The Pakistan cricket board came in for strong criticism for not postponing the match after the deadly incident in which some 132 school children were killed by terrorists. Younis was the only Pakistani player to have openly voiced his opinion that the players were not in a state of mind to play the match and it should be postponed.

"Not only us but even the New Zealand players were shaken by the incident as it was very tragic and sad," Younis said.

"Both teams were reluctant to play the match but went ahead and dedicated it to the slain children," he added.

Younis also disclosed that the New Zealand one-day captain, Kane Williamson and some other players had sent cash and some other gifts for the children who had survived.

"I will definitely be going to Peshawar soon to visit the children who were lucky to survive the attack and I will distribute the cash and gifts the New Zealand has given for them," Younis said.

"Our team also wants to do something for the children we want to show them they are not alone and we want to help them get over this tragedy," he added.

According to sources, Williamson contributed the prize money of the five one-dayers and handed it over to Younis.
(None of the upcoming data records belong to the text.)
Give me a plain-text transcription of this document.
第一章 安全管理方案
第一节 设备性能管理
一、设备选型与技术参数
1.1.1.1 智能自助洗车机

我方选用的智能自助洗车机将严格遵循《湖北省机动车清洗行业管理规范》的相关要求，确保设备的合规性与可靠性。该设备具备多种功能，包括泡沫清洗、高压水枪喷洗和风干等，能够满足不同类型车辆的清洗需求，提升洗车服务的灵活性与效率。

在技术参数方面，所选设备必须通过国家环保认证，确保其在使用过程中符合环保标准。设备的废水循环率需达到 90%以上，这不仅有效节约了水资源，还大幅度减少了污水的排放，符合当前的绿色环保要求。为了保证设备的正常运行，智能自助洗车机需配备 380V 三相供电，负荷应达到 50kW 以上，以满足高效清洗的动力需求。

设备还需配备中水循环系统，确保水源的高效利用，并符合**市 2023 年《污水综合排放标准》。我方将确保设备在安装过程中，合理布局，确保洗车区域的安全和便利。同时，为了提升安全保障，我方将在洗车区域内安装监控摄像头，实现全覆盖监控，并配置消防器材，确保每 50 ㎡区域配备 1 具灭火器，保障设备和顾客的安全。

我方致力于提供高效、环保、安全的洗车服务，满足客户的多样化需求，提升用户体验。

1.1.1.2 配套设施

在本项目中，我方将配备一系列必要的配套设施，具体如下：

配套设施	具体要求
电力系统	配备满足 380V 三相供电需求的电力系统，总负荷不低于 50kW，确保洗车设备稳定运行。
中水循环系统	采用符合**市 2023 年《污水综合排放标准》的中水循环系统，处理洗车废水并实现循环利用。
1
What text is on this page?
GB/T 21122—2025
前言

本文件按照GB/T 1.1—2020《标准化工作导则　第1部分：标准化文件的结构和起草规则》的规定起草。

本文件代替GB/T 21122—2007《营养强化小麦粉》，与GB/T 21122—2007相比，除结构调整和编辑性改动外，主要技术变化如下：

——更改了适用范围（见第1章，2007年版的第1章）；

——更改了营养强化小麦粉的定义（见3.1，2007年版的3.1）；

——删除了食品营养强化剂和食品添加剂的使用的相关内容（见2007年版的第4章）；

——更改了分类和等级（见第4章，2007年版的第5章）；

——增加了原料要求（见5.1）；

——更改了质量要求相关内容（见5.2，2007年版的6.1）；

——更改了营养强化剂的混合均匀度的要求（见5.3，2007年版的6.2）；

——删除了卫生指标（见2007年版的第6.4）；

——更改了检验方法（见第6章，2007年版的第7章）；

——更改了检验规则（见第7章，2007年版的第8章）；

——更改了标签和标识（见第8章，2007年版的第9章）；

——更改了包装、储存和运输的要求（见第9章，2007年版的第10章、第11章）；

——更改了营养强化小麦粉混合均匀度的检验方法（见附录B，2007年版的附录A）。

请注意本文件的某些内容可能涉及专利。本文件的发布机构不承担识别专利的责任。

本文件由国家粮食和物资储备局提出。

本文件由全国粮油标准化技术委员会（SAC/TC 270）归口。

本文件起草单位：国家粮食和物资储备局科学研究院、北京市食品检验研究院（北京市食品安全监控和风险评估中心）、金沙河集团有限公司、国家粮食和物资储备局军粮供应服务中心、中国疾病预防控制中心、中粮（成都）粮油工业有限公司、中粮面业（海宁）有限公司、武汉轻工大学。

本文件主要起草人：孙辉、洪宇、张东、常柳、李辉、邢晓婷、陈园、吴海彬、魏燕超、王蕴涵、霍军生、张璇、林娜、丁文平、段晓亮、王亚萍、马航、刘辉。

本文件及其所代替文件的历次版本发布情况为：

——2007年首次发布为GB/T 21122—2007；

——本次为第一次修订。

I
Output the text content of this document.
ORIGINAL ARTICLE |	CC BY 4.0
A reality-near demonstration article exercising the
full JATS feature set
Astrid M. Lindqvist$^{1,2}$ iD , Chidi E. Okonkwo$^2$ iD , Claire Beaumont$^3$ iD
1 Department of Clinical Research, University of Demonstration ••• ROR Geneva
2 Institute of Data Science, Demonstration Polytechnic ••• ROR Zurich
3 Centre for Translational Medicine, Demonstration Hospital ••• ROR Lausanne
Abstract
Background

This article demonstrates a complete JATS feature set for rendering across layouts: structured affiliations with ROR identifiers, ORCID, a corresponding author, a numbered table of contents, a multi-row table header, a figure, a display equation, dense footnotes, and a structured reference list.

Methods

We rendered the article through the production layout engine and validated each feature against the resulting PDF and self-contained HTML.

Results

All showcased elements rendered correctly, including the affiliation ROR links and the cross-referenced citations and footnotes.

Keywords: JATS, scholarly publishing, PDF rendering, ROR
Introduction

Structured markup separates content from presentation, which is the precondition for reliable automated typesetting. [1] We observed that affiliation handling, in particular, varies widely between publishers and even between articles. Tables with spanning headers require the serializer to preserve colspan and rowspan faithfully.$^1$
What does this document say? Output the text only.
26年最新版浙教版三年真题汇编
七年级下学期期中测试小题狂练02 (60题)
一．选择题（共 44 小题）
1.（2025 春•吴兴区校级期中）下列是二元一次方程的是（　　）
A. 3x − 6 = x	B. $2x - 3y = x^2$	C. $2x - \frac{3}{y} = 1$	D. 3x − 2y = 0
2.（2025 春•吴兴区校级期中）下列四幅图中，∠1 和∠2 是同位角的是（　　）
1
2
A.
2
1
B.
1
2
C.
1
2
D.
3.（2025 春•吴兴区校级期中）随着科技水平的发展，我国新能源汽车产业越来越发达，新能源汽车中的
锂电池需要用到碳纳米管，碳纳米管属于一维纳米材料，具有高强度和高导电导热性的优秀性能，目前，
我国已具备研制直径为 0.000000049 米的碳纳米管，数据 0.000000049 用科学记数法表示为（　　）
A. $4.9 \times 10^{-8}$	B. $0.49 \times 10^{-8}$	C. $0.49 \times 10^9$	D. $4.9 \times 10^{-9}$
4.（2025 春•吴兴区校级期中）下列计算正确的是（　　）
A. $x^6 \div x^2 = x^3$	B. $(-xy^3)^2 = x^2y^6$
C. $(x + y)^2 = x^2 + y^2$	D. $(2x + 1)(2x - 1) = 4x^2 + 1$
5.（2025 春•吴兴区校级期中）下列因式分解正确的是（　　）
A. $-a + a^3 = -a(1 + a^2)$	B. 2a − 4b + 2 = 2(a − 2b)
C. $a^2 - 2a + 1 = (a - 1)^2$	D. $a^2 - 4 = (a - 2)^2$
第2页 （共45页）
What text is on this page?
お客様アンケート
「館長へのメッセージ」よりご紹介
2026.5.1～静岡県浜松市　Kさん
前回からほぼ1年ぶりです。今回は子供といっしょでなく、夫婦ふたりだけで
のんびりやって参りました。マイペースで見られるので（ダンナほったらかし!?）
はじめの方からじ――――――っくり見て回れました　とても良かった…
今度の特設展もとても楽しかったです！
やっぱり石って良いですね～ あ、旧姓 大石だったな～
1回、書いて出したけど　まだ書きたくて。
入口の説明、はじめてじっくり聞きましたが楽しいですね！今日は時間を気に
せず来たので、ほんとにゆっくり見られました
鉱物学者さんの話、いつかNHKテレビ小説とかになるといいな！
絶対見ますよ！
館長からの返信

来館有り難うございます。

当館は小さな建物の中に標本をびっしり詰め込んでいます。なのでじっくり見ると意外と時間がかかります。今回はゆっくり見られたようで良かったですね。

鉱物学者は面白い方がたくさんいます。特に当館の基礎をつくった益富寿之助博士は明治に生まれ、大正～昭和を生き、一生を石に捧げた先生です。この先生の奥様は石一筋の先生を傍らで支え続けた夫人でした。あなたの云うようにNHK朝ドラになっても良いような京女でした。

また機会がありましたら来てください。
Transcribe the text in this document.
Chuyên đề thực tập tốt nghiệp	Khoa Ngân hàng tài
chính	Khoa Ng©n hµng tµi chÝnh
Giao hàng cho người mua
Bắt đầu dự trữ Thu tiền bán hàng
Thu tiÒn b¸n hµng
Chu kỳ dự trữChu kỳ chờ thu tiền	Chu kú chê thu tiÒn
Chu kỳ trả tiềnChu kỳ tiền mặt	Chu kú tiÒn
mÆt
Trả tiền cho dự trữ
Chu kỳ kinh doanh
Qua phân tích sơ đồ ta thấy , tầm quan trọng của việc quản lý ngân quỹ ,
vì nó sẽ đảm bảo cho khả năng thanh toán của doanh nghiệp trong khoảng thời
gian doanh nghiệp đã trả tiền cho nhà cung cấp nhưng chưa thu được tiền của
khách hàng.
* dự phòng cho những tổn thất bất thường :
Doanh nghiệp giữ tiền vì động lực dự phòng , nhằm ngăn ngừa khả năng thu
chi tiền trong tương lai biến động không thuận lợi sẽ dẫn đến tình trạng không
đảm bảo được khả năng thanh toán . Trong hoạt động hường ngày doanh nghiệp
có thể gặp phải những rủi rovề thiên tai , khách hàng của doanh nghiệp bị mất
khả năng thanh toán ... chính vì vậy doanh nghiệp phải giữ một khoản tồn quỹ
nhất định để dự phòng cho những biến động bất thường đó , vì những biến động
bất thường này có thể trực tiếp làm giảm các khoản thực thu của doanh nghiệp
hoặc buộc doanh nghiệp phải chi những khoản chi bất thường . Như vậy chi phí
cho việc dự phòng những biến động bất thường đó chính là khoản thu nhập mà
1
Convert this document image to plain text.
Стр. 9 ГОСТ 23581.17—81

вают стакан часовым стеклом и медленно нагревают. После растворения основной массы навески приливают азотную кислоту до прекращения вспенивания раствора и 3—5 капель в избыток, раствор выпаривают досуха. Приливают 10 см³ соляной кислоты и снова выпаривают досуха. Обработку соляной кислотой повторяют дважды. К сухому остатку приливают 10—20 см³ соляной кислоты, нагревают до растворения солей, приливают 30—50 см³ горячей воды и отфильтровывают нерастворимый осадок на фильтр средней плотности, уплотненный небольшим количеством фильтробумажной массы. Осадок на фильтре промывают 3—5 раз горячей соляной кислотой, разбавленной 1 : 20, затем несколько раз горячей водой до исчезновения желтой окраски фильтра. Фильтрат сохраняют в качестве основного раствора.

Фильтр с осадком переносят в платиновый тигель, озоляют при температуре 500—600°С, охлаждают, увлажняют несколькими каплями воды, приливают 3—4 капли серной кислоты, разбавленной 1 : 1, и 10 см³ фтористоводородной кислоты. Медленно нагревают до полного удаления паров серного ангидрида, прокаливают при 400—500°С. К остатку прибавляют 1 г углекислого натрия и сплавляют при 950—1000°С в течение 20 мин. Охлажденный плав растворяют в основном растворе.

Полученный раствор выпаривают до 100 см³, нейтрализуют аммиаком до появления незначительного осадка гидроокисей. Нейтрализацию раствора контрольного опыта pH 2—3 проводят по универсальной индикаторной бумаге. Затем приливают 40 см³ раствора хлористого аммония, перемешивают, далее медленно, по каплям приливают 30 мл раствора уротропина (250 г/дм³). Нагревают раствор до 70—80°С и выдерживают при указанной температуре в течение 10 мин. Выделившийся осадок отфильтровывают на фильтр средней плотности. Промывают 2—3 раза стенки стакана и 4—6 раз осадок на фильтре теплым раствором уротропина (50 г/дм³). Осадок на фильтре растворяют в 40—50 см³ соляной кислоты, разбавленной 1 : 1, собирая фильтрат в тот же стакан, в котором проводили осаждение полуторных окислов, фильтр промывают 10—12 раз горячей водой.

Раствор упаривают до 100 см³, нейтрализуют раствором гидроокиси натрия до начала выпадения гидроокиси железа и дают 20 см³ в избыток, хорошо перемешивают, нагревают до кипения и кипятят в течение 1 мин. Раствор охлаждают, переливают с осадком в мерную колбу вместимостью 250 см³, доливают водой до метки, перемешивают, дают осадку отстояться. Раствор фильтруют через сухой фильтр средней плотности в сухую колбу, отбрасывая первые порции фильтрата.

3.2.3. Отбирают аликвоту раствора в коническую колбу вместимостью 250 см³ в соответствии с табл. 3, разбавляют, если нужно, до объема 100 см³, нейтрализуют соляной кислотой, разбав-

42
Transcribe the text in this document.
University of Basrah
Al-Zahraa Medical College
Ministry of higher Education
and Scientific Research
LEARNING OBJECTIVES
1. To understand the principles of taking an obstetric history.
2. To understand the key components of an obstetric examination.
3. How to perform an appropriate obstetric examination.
Speaking about his future plans, Younis said he had made up his mind on what to do after the World Cup but would only disclose them at the right time.

"I don't think this is the right time to discuss those plans with you because right now my focus is and the entire team's focus should only be on the World Cup," he told reporters.

The senior batsman, who scored three successive centuries against Australia in the recent tests in UAE, said one of his two remaining ambitions was to play in the World Cup next year and do well and contribute to Pakistan doing well.

"I want to do well in the World Cup and I think we have a good team. Only thing is that the players need to have more self-belief in their abilities to do well," he said.